By analyzing existing cross correlation between TEGNA INC 5 and AEP TEX INC, you can compare the effects of market volatilities on TEGNA and 00108WAF7 and check how they will diversify away market risk if combined in the same portfolio for a given time horizon. You can also utilize pair trading strategies of matching a long position in TEGNA with a short position of 00108WAF7. Check out your portfolio center. Please also check ongoing floating volatility patterns of TEGNA and 00108WAF7.

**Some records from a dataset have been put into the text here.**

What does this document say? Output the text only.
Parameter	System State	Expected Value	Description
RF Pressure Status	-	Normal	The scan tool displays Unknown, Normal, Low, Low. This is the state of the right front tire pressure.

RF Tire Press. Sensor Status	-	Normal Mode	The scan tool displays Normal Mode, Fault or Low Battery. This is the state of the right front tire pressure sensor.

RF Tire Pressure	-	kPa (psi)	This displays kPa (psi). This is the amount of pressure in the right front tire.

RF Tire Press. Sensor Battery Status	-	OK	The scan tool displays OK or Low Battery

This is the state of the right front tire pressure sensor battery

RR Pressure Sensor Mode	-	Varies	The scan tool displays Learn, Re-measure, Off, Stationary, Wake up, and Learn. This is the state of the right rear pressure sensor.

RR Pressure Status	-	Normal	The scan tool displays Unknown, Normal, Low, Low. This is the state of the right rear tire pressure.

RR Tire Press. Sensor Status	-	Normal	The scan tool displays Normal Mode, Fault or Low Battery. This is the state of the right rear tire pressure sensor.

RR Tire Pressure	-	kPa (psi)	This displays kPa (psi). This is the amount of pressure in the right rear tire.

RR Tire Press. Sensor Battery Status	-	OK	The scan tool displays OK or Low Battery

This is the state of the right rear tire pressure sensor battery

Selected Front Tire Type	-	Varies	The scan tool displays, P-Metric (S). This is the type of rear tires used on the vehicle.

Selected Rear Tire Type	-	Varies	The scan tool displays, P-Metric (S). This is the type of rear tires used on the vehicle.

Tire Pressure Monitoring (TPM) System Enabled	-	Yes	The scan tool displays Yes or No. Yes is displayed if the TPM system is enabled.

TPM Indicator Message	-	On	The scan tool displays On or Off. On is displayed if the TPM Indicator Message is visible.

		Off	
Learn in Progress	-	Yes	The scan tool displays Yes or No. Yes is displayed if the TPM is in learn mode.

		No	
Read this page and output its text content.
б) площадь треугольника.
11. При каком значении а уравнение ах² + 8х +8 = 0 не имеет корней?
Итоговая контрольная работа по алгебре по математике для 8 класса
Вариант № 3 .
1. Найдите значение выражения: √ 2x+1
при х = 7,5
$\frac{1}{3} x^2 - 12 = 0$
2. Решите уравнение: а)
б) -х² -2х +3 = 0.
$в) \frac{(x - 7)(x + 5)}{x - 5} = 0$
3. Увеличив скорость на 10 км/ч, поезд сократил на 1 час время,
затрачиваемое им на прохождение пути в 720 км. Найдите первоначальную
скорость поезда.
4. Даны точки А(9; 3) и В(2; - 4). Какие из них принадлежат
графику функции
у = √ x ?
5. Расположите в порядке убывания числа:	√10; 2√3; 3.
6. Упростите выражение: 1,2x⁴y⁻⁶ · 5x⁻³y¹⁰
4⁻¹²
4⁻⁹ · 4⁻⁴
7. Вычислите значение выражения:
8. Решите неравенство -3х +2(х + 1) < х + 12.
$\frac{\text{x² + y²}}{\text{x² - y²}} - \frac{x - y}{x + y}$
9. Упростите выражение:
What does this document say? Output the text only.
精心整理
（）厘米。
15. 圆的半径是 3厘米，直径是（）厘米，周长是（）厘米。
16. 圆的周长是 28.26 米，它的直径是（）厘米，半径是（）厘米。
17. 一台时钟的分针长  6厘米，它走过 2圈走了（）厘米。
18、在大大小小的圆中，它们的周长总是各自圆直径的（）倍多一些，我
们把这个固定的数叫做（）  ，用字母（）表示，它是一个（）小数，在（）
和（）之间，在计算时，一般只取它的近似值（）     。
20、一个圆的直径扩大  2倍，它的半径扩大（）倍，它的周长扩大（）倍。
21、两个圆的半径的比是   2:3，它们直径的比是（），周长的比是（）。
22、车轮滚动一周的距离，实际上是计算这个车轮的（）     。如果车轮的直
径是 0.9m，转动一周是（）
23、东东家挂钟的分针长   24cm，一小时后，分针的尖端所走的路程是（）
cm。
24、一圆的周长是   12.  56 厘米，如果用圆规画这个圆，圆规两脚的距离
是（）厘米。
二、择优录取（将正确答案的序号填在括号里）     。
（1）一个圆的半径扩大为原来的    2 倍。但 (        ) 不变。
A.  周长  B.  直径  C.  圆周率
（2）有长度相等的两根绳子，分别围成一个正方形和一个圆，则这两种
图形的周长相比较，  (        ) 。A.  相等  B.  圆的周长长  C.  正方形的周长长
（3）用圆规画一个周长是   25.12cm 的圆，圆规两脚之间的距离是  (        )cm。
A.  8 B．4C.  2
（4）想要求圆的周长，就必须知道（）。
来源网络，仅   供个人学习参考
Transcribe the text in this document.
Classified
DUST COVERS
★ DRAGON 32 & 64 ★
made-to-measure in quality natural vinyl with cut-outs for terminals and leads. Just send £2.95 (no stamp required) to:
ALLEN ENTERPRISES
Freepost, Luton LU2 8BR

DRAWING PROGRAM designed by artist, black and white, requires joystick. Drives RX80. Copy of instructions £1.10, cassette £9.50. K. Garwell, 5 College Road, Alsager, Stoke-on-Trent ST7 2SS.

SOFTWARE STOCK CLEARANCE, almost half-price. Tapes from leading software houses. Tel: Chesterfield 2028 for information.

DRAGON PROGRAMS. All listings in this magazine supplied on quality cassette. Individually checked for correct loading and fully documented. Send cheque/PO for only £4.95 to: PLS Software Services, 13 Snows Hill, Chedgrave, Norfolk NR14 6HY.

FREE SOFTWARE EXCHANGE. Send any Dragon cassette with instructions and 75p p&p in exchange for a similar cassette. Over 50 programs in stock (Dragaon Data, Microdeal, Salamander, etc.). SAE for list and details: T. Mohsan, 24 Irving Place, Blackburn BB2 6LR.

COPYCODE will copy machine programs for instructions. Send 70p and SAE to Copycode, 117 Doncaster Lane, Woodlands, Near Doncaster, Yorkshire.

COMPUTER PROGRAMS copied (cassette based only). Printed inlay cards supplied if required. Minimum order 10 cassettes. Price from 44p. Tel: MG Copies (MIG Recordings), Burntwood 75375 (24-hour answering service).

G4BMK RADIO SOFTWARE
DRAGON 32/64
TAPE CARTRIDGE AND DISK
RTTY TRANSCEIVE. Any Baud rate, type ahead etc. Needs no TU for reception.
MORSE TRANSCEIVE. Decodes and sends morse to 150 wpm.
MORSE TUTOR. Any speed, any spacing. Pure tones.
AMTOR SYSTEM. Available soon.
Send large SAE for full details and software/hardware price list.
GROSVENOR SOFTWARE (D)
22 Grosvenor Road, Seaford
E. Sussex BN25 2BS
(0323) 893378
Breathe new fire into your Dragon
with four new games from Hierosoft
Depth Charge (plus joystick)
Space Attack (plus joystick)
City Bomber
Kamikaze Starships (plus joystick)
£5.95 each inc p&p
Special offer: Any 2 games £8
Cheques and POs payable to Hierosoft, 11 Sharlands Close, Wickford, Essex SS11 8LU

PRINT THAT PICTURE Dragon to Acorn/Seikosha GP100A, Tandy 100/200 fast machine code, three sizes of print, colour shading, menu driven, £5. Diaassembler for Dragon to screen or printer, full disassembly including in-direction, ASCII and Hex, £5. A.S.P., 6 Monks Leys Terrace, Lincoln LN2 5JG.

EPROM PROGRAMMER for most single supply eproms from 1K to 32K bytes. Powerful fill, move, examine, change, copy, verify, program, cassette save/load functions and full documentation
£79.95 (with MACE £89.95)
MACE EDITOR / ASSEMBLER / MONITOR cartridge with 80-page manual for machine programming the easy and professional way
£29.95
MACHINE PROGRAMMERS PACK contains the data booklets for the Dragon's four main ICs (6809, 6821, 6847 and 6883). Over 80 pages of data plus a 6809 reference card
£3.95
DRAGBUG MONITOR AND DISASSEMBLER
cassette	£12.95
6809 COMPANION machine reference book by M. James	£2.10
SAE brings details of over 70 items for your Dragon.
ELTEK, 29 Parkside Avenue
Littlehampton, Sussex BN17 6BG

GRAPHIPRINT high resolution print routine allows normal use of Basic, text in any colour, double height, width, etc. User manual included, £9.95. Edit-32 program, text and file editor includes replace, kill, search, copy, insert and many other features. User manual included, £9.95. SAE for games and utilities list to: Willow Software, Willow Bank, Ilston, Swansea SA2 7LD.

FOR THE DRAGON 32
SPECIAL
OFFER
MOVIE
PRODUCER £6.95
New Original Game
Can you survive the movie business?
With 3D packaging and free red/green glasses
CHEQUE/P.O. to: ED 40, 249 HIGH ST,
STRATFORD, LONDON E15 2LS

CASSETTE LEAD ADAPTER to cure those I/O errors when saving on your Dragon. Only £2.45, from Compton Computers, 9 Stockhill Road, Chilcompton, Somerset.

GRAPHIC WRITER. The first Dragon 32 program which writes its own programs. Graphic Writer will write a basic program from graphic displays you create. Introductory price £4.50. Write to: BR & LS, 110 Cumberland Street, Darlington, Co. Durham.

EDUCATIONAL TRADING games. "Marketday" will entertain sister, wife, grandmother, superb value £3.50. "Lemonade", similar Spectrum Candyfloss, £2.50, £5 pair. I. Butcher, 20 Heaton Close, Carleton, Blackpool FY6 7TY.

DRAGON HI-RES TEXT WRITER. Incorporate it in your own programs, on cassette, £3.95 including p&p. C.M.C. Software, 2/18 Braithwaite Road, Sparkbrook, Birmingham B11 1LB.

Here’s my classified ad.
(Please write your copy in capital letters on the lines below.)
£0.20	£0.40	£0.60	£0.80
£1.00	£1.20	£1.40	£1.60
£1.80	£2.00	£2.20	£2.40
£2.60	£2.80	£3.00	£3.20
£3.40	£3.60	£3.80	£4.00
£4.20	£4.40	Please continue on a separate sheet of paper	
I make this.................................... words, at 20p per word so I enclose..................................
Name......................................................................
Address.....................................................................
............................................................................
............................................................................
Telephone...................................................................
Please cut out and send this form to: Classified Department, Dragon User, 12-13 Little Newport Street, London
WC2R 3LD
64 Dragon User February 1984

Diversification Opportunities for TEGNA and 00108WAF7

-0.44
  Correlation Coefficient

Very good diversification

The 3 months correlation between TEGNA and 00108WAF7 is -0.44. Overlapping area represents the amount of risk that can be diversified away by holding TEGNA INC 5 and AEP TEX INC in the same portfolio, assuming nothing else is changed. The correlation between historical prices or returns on AEP TEX INC and TEGNA is a relative statistical measure of the degree to which these equity instruments tend to move together. The correlation coefficient measures the extent to which returns on TEGNA INC 5 are associated (or correlated) with 00108WAF7. Values of the correlation coefficient range from -1 to +1, where. The correlation of zero (0) is possible when the price movement of AEP TEX INC has no effect on the direction of TEGNA i.e., TEGNA and 00108WAF7 go up and down completely randomly.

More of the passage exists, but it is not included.